Enhancing Road Crack Detection Accuracy with BsS-YOLO: Optimizing Feature Fusion and Attention Mechanisms
This work addresses road safety and infrastructure maintenance by enhancing detection accuracy for road cracks, though it is incremental as it builds on existing YOLO-based methods.
The paper tackled road crack detection by proposing the BsS-YOLO model, which achieved a 2.8% increase in mean average precision (mAP) for improved accuracy and robustness in diverse scenarios.

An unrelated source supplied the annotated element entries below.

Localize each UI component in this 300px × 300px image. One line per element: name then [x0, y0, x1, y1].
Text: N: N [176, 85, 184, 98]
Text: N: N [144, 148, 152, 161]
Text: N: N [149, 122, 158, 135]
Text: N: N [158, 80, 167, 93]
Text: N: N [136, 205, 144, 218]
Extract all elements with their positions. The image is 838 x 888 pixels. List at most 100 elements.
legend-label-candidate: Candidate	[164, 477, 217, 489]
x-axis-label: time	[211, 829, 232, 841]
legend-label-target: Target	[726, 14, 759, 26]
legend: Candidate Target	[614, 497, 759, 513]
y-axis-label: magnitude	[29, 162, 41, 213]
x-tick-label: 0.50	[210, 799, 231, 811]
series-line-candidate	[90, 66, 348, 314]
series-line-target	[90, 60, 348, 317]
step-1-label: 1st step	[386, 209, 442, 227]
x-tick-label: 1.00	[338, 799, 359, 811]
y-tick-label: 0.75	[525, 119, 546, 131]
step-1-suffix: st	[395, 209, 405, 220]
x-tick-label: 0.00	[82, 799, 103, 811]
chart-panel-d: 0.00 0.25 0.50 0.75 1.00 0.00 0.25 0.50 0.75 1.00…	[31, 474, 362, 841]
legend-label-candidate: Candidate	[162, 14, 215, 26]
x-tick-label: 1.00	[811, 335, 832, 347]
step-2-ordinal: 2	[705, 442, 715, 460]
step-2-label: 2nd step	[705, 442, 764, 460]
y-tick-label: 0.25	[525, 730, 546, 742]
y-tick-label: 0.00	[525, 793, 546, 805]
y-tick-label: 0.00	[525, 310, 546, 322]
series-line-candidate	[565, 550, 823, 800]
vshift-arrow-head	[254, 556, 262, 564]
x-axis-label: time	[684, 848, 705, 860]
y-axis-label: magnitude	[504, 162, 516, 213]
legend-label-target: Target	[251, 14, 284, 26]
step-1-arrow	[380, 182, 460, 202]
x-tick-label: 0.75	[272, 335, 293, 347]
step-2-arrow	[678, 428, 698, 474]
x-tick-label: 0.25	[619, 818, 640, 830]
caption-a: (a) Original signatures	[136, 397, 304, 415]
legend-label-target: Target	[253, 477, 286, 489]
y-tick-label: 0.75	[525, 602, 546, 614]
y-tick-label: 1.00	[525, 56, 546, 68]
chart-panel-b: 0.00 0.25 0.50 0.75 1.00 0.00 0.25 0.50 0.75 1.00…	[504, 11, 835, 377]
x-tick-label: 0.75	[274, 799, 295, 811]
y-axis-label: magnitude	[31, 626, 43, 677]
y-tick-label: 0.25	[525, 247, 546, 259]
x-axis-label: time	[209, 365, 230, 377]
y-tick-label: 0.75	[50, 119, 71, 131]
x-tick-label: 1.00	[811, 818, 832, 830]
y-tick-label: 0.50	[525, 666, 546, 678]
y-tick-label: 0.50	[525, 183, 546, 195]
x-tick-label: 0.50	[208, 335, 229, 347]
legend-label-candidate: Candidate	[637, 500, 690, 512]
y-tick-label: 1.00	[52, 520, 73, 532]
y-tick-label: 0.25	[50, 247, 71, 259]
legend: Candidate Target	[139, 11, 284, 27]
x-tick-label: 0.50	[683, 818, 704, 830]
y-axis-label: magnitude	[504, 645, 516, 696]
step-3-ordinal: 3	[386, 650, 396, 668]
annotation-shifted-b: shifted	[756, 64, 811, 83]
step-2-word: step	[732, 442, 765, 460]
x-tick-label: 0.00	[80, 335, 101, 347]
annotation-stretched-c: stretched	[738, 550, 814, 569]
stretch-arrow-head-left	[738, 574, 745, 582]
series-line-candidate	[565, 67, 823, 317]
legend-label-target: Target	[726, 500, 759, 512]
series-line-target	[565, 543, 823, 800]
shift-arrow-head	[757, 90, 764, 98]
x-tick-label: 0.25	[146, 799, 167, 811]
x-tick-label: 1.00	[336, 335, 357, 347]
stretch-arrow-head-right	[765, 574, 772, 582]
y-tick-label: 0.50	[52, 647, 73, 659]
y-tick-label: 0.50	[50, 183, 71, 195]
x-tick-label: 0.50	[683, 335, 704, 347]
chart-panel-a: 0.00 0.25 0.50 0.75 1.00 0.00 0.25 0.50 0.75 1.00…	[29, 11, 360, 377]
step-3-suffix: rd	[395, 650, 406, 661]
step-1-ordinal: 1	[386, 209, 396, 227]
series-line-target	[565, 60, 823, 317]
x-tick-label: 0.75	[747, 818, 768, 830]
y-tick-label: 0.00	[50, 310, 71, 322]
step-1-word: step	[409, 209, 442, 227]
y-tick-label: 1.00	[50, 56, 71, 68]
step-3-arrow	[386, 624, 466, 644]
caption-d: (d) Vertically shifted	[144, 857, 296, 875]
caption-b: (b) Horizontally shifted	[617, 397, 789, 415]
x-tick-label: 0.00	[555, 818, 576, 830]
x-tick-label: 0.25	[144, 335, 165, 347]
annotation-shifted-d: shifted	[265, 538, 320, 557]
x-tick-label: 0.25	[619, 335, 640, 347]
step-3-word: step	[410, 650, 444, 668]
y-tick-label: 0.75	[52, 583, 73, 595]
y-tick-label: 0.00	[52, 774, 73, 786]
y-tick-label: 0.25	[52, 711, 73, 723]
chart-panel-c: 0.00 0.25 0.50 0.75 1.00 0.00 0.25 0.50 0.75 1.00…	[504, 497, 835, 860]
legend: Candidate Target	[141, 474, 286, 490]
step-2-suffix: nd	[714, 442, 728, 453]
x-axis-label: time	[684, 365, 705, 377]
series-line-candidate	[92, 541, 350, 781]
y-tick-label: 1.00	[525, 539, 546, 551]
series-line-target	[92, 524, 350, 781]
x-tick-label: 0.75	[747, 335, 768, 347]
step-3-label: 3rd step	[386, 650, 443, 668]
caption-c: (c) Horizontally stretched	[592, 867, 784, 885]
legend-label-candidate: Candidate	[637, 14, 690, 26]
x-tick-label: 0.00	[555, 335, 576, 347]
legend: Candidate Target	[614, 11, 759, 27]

Effective road crack detection is crucial for road safety, infrastructure preservation, and extending road lifespan, offering significant economic benefits. However, existing methods struggle with varied target scales, complex backgrounds, and low adaptability to different environments. This paper presents the BsS-YOLO model, which optimizes multi-scale feature fusion through an enhanced Path Aggregation Network (PAN) and Bidirectional Feature Pyramid Network (BiFPN). The incorporation of weighted feature fusion improves feature representation, boosting detection accuracy and robustness. Furthermore, a Simple and Effective Attention Mechanism (SimAM) within the backbone enhances precision via spatial and channel-wise attention. The detection layer integrates a Shuffle Attention mechanism, which rearranges and mixes features across channels, refining key representations and further improving accuracy. Experimental results show that BsS-YOLO achieves a 2.8% increase in mean average precision (mAP) for road crack detection, supporting its applicability in diverse scenarios, including urban road maintenance and highway inspections.